During a job interview, it is usually not a good idea to enthusiastically volunteer that you enjoy a drink now and then. But in Utah, it could soon be a requirement, at least for those seeking appointment to the state’s Alcoholic Beverage Control Commission.
In the dry upper reaches of Utah’s government, dominated by members of the Church of Jesus Christ of Latter-day Saints, the commission that oversees alcohol sales has a reputation – inside the state and beyond – for being less than friendly to the product, or at least unfamiliar with it.
A bill in the state Legislature, which advanced by a crucial committee vote yesterday, would address that concern by requiring that at least two people on the five-member commission be drinkers.
Applicants for the two drinking slots – all commissioners are selected by the governor – would even have to sign an affidavit to the effect that they had consumed alcohol for at least a year before their appointment.
How much drinking is required?
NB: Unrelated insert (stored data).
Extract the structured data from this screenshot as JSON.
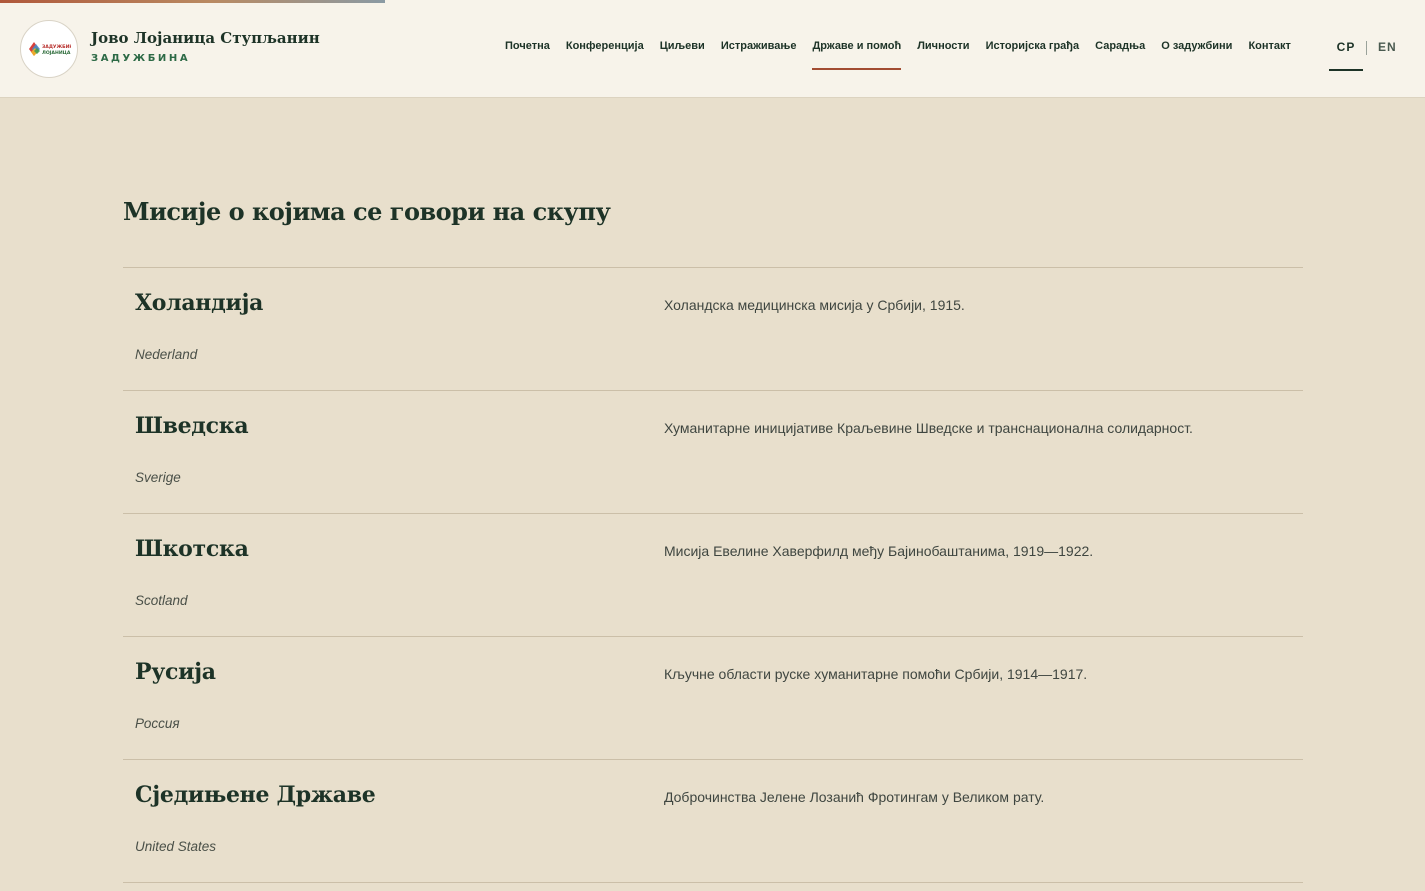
{
  "header": {
    "brand_title": "Јово Лојаница Ступљанин",
    "brand_subtitle": "ЗАДУЖБИНА",
    "logo_text": [
      "ЗАДУЖБИНА",
      "ЛОЈАНИЦА"
    ],
    "nav": [
      {
        "label": "Почетна",
        "active": false
      },
      {
        "label": "Конференција",
        "active": false
      },
      {
        "label": "Циљеви",
        "active": false
      },
      {
        "label": "Истраживање",
        "active": false
      },
      {
        "label": "Државе и помоћ",
        "active": true
      },
      {
        "label": "Личности",
        "active": false
      },
      {
        "label": "Историјска грађа",
        "active": false
      },
      {
        "label": "Сарадња",
        "active": false
      },
      {
        "label": "О задужбини",
        "active": false
      },
      {
        "label": "Контакт",
        "active": false
      }
    ],
    "languages": {
      "current": "СР",
      "other": "EN"
    }
  },
  "main": {
    "section_title": "Мисије о којима се говори на скупу",
    "missions": [
      {
        "name": "Холандија",
        "native": "Nederland",
        "description": "Холандска медицинска мисија у Србији, 1915."
      },
      {
        "name": "Шведска",
        "native": "Sverige",
        "description": "Хуманитарне иницијативе Краљевине Шведске и транснационална солидарност."
      },
      {
        "name": "Шкотска",
        "native": "Scotland",
        "description": "Мисија Евелине Хаверфилд међу Бајинобаштанима, 1919—1922."
      },
      {
        "name": "Русија",
        "native": "Россия",
        "description": "Кључне области руске хуманитарне помоћи Србији, 1914—1917."
      },
      {
        "name": "Сједињене Државе",
        "native": "United States",
        "description": "Доброчинства Јелене Лозанић Фротингам у Великом рату."
      }
    ]
  },
  "colors": {
    "background": "#e8dfcc",
    "header_bg": "#f7f3ea",
    "text_dark_green": "#1d3327",
    "accent_green": "#2d6a46",
    "active_underline": "#a24c32",
    "divider": "#cbbfa8"
  }
}
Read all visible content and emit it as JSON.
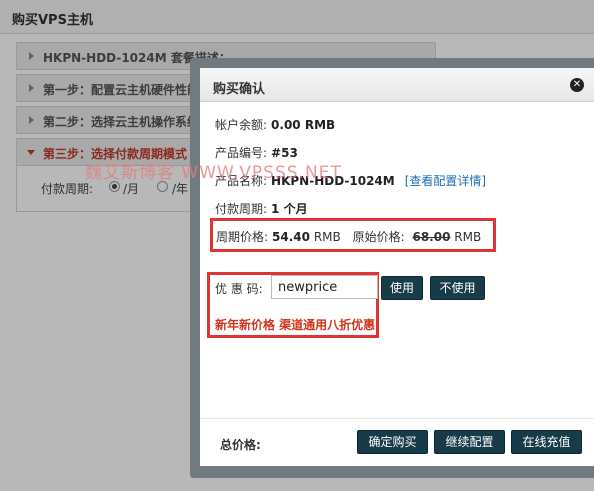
{
  "page": {
    "title": "购买VPS主机"
  },
  "accordion": {
    "items": [
      {
        "label": "HKPN-HDD-1024M 套餐描述："
      },
      {
        "label": "第一步：配置云主机硬件性能"
      },
      {
        "label": "第二步：选择云主机操作系统"
      },
      {
        "label": "第三步：选择付款周期模式"
      }
    ],
    "payment_period": {
      "label": "付款周期:",
      "options": [
        "/月",
        "/年"
      ],
      "selected": "/月"
    }
  },
  "modal": {
    "title": "购买确认",
    "close_icon": "close-icon",
    "rows": {
      "balance_label": "帐户余额:",
      "balance_value": "0.00 RMB",
      "product_id_label": "产品编号:",
      "product_id_value": "#53",
      "product_name_label": "产品名称:",
      "product_name_value": "HKPN-HDD-1024M",
      "config_link": "[查看配置详情]",
      "cycle_label": "付款周期:",
      "cycle_value": "1 个月",
      "period_price_label": "周期价格:",
      "period_price_value": "54.40",
      "period_price_unit": "RMB",
      "original_price_label": "原始价格:",
      "original_price_value": "68.00",
      "original_price_unit": "RMB"
    },
    "coupon": {
      "label": "优 惠 码:",
      "value": "newprice",
      "apply_button": "使用",
      "cancel_button": "不使用",
      "promo_text": "新年新价格 渠道通用八折优惠"
    },
    "footer": {
      "total_label": "总价格:",
      "buttons": [
        "确定购买",
        "继续配置",
        "在线充值"
      ]
    }
  },
  "watermark": "魏艾斯博客 WWW.VPSSS.NET",
  "colors": {
    "accent_red": "#e03434",
    "button_dark": "#173b49",
    "link_blue": "#1a6fb4",
    "promo_red": "#d0351f"
  }
}
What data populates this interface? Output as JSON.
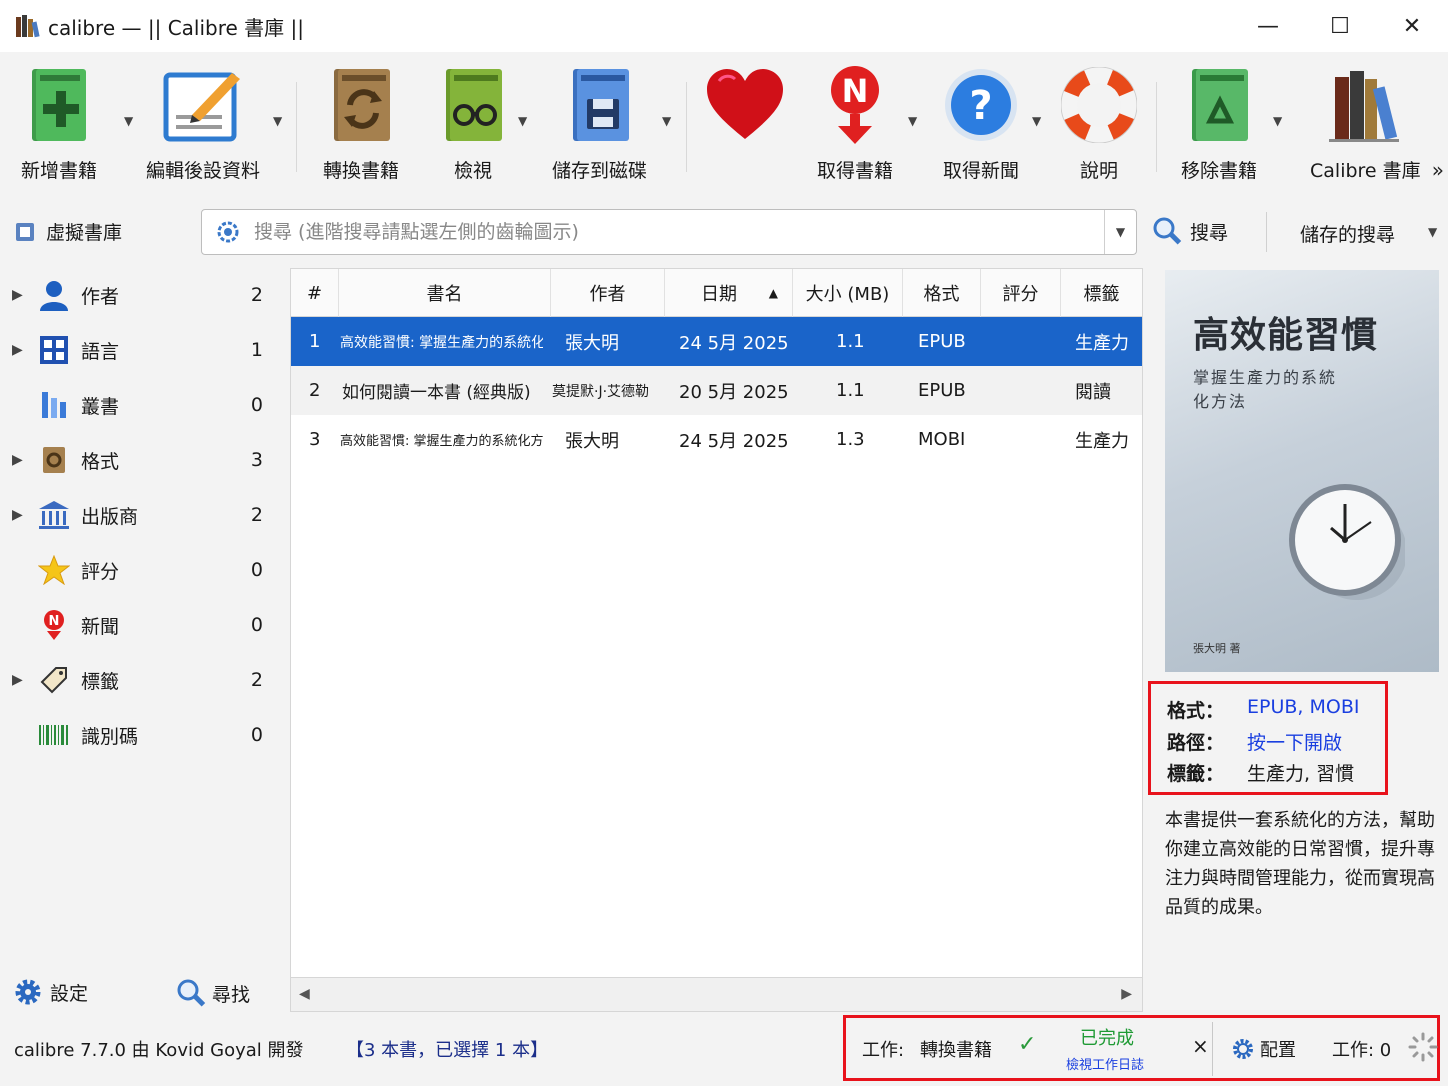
{
  "window": {
    "title": "calibre — || Calibre 書庫 ||",
    "minimize": "—",
    "maximize": "☐",
    "close": "✕"
  },
  "toolbar": {
    "add_books": "新增書籍",
    "edit_metadata": "編輯後設資料",
    "convert_books": "轉換書籍",
    "view": "檢視",
    "save_to_disk": "儲存到磁碟",
    "fetch_books": "取得書籍",
    "fetch_news": "取得新聞",
    "help": "說明",
    "remove_books": "移除書籍",
    "library": "Calibre 書庫",
    "more": "»"
  },
  "search": {
    "virtual_library": "虛擬書庫",
    "placeholder": "搜尋 (進階搜尋請點選左側的齒輪圖示)",
    "search_button": "搜尋",
    "saved_searches": "儲存的搜尋"
  },
  "tag_browser": {
    "items": [
      {
        "label": "作者",
        "count": "2"
      },
      {
        "label": "語言",
        "count": "1"
      },
      {
        "label": "叢書",
        "count": "0"
      },
      {
        "label": "格式",
        "count": "3"
      },
      {
        "label": "出版商",
        "count": "2"
      },
      {
        "label": "評分",
        "count": "0"
      },
      {
        "label": "新聞",
        "count": "0"
      },
      {
        "label": "標籤",
        "count": "2"
      },
      {
        "label": "識別碼",
        "count": "0"
      }
    ],
    "settings": "設定",
    "find": "尋找"
  },
  "table": {
    "headers": {
      "num": "#",
      "title": "書名",
      "author": "作者",
      "date": "日期",
      "size": "大小 (MB)",
      "format": "格式",
      "rating": "評分",
      "tags": "標籤"
    },
    "rows": [
      {
        "num": "1",
        "title": "高效能習慣: 掌握生產力的系統化方法",
        "author": "張大明",
        "date": "24 5月 2025",
        "size": "1.1",
        "format": "EPUB",
        "rating": "",
        "tags": "生產力"
      },
      {
        "num": "2",
        "title": "如何閱讀一本書 (經典版)",
        "author": "莫提默·J·艾德勒",
        "date": "20 5月 2025",
        "size": "1.1",
        "format": "EPUB",
        "rating": "",
        "tags": "閱讀"
      },
      {
        "num": "3",
        "title": "高效能習慣: 掌握生產力的系統化方法",
        "author": "張大明",
        "date": "24 5月 2025",
        "size": "1.3",
        "format": "MOBI",
        "rating": "",
        "tags": "生產力"
      }
    ]
  },
  "details": {
    "cover_title": "高效能習慣",
    "cover_subtitle": "掌握生產力的系統化方法",
    "cover_author": "張大明 著",
    "formats_label": "格式：",
    "formats_value": "EPUB, MOBI",
    "path_label": "路徑：",
    "path_value": "按一下開啟",
    "tags_label": "標籤：",
    "tags_value": "生產力, 習慣",
    "description": "本書提供一套系統化的方法，幫助你建立高效能的日常習慣，提升專注力與時間管理能力，從而實現高品質的成果。"
  },
  "status": {
    "version": "calibre 7.7.0 由 Kovid Goyal 開發",
    "count": "【3 本書，已選擇 1 本】",
    "job_label": "工作:",
    "job_name": "轉換書籍",
    "job_check": "✓",
    "job_done": "已完成",
    "job_log": "檢視工作日誌",
    "job_close": "×",
    "configure": "配置",
    "jobs_count": "工作: 0"
  },
  "colors": {
    "selection": "#1a64c9",
    "highlight_border": "#e8121b",
    "link": "#1a3fe0",
    "success": "#1e9a34"
  },
  "icons": [
    "add-book-icon",
    "edit-metadata-icon",
    "convert-icon",
    "view-icon",
    "save-disk-icon",
    "heart-icon",
    "news-fetch-icon",
    "help-icon",
    "lifebuoy-icon",
    "remove-book-icon",
    "library-icon",
    "gear-icon",
    "search-icon",
    "user-icon",
    "language-icon",
    "series-icon",
    "format-icon",
    "publisher-icon",
    "star-icon",
    "news-icon",
    "tag-icon",
    "barcode-icon"
  ]
}
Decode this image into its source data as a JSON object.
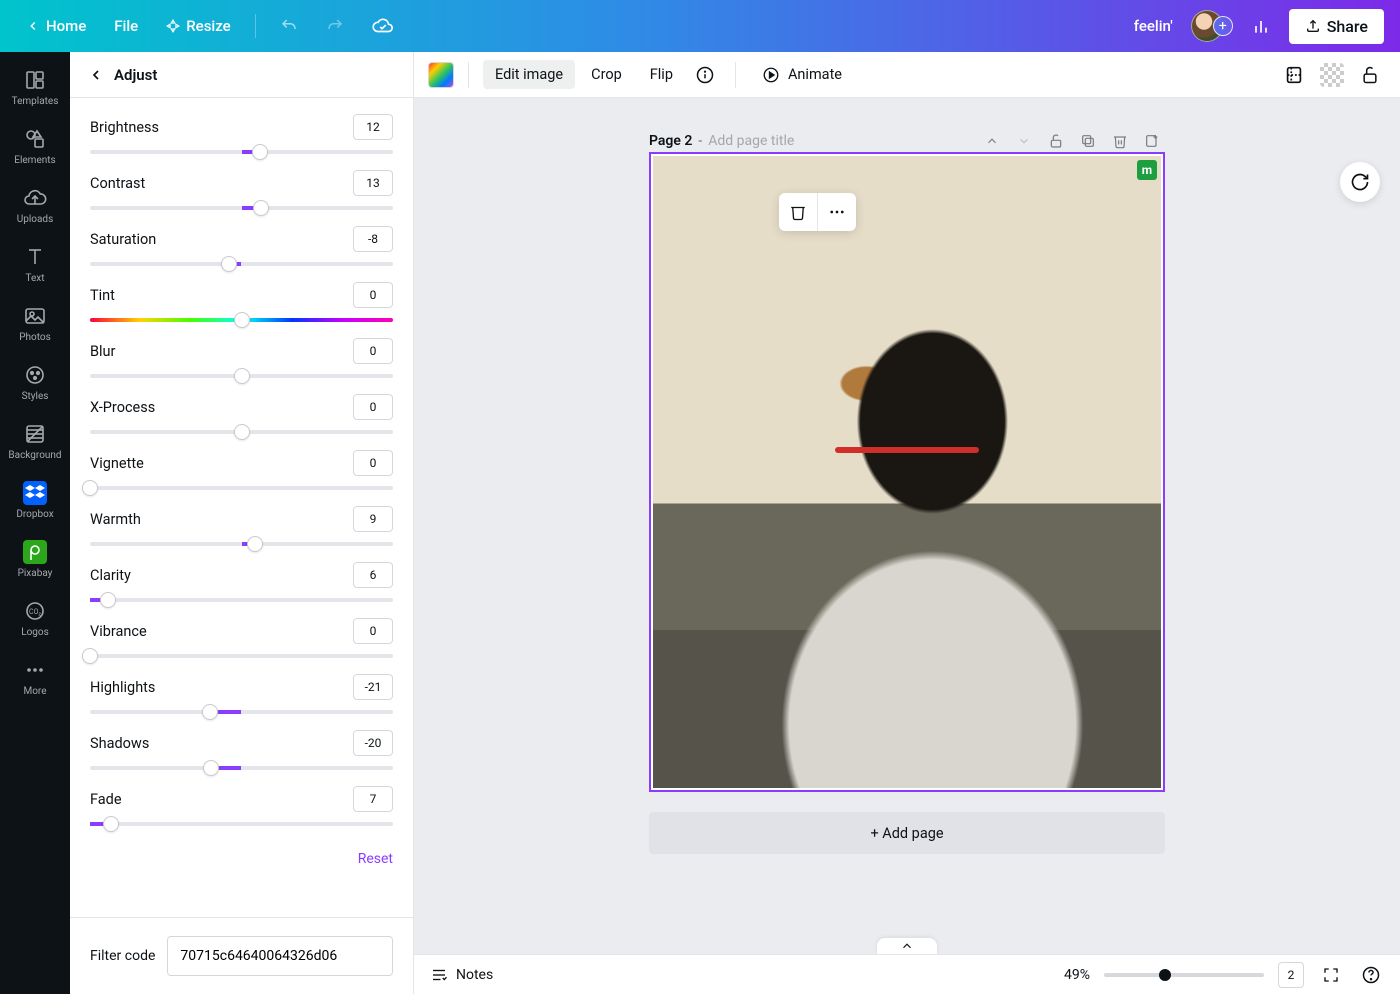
{
  "topbar": {
    "home": "Home",
    "file": "File",
    "resize": "Resize",
    "project_name": "feelin'",
    "share": "Share"
  },
  "leftrail": {
    "items": [
      {
        "label": "Templates",
        "icon": "templates"
      },
      {
        "label": "Elements",
        "icon": "elements"
      },
      {
        "label": "Uploads",
        "icon": "uploads"
      },
      {
        "label": "Text",
        "icon": "text"
      },
      {
        "label": "Photos",
        "icon": "photos"
      },
      {
        "label": "Styles",
        "icon": "styles"
      },
      {
        "label": "Background",
        "icon": "background"
      },
      {
        "label": "Dropbox",
        "icon": "dropbox"
      },
      {
        "label": "Pixabay",
        "icon": "pixabay"
      },
      {
        "label": "Logos",
        "icon": "logos"
      },
      {
        "label": "More",
        "icon": "more"
      }
    ]
  },
  "panel": {
    "title": "Adjust",
    "sliders": [
      {
        "label": "Brightness",
        "value": "12",
        "min": -100,
        "max": 100,
        "pos": 56,
        "fill_from": 50,
        "type": "center"
      },
      {
        "label": "Contrast",
        "value": "13",
        "min": -100,
        "max": 100,
        "pos": 56.5,
        "fill_from": 50,
        "type": "center"
      },
      {
        "label": "Saturation",
        "value": "-8",
        "min": -100,
        "max": 100,
        "pos": 46,
        "fill_from": 50,
        "type": "center"
      },
      {
        "label": "Tint",
        "value": "0",
        "min": -100,
        "max": 100,
        "pos": 50,
        "fill_from": 50,
        "type": "rainbow"
      },
      {
        "label": "Blur",
        "value": "0",
        "min": -100,
        "max": 100,
        "pos": 50,
        "fill_from": 50,
        "type": "center"
      },
      {
        "label": "X-Process",
        "value": "0",
        "min": -100,
        "max": 100,
        "pos": 50,
        "fill_from": 50,
        "type": "center"
      },
      {
        "label": "Vignette",
        "value": "0",
        "min": 0,
        "max": 100,
        "pos": 0,
        "fill_from": 0,
        "type": "left"
      },
      {
        "label": "Warmth",
        "value": "9",
        "min": -100,
        "max": 100,
        "pos": 54.5,
        "fill_from": 50,
        "type": "center"
      },
      {
        "label": "Clarity",
        "value": "6",
        "min": 0,
        "max": 100,
        "pos": 6,
        "fill_from": 0,
        "type": "left"
      },
      {
        "label": "Vibrance",
        "value": "0",
        "min": 0,
        "max": 100,
        "pos": 0,
        "fill_from": 0,
        "type": "left"
      },
      {
        "label": "Highlights",
        "value": "-21",
        "min": -100,
        "max": 100,
        "pos": 39.5,
        "fill_from": 50,
        "type": "center"
      },
      {
        "label": "Shadows",
        "value": "-20",
        "min": -100,
        "max": 100,
        "pos": 40,
        "fill_from": 50,
        "type": "center"
      },
      {
        "label": "Fade",
        "value": "7",
        "min": 0,
        "max": 100,
        "pos": 7,
        "fill_from": 0,
        "type": "left"
      }
    ],
    "reset": "Reset",
    "filter_code_label": "Filter code",
    "filter_code_value": "70715c64640064326d06"
  },
  "context": {
    "edit_image": "Edit image",
    "crop": "Crop",
    "flip": "Flip",
    "animate": "Animate"
  },
  "canvas": {
    "page_label": "Page 2",
    "title_placeholder": "Add page title",
    "badge": "m",
    "add_page": "+ Add page"
  },
  "status": {
    "notes": "Notes",
    "zoom": "49%",
    "page_count": "2"
  }
}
Fair question, no doubt, for an applicant – but the answer is, unfortunately, unclear. The original draft of the proposed bill, HB 193, used the phrase “regular consumers,’’ but the bill’s sponsor, Representative Brian Doughty, a Salt Lake City Democrat, said he deleted the word “regular’’ in an amendment after other legislators complained that the word was hard to define.
Utah’s liquor regulations are among the strictest in the nation, with state-owned retail stores and tight rules in bars. And as the Control Commission’s website makes clear, that is not about to change soon, no matter who sits, or sips, on the board.
“The purpose of control is to make liquor available to those adults who choose to drink responsibly – but not to promote the sale,’’ the site says.
Doughty said in an interview that the language in his bill about drinking for at least a year was meant to guarantee that the commission gets a real, current perspective on how alcohol is sold and used in the state, and weed out applicants who might have had a wild, one-time fling long ago.
“I didn’t want someone to be able to say, ‘I had glass of wine or a beer 10 years ago, and that makes me a consumer of alcohol,’ ’’ he said.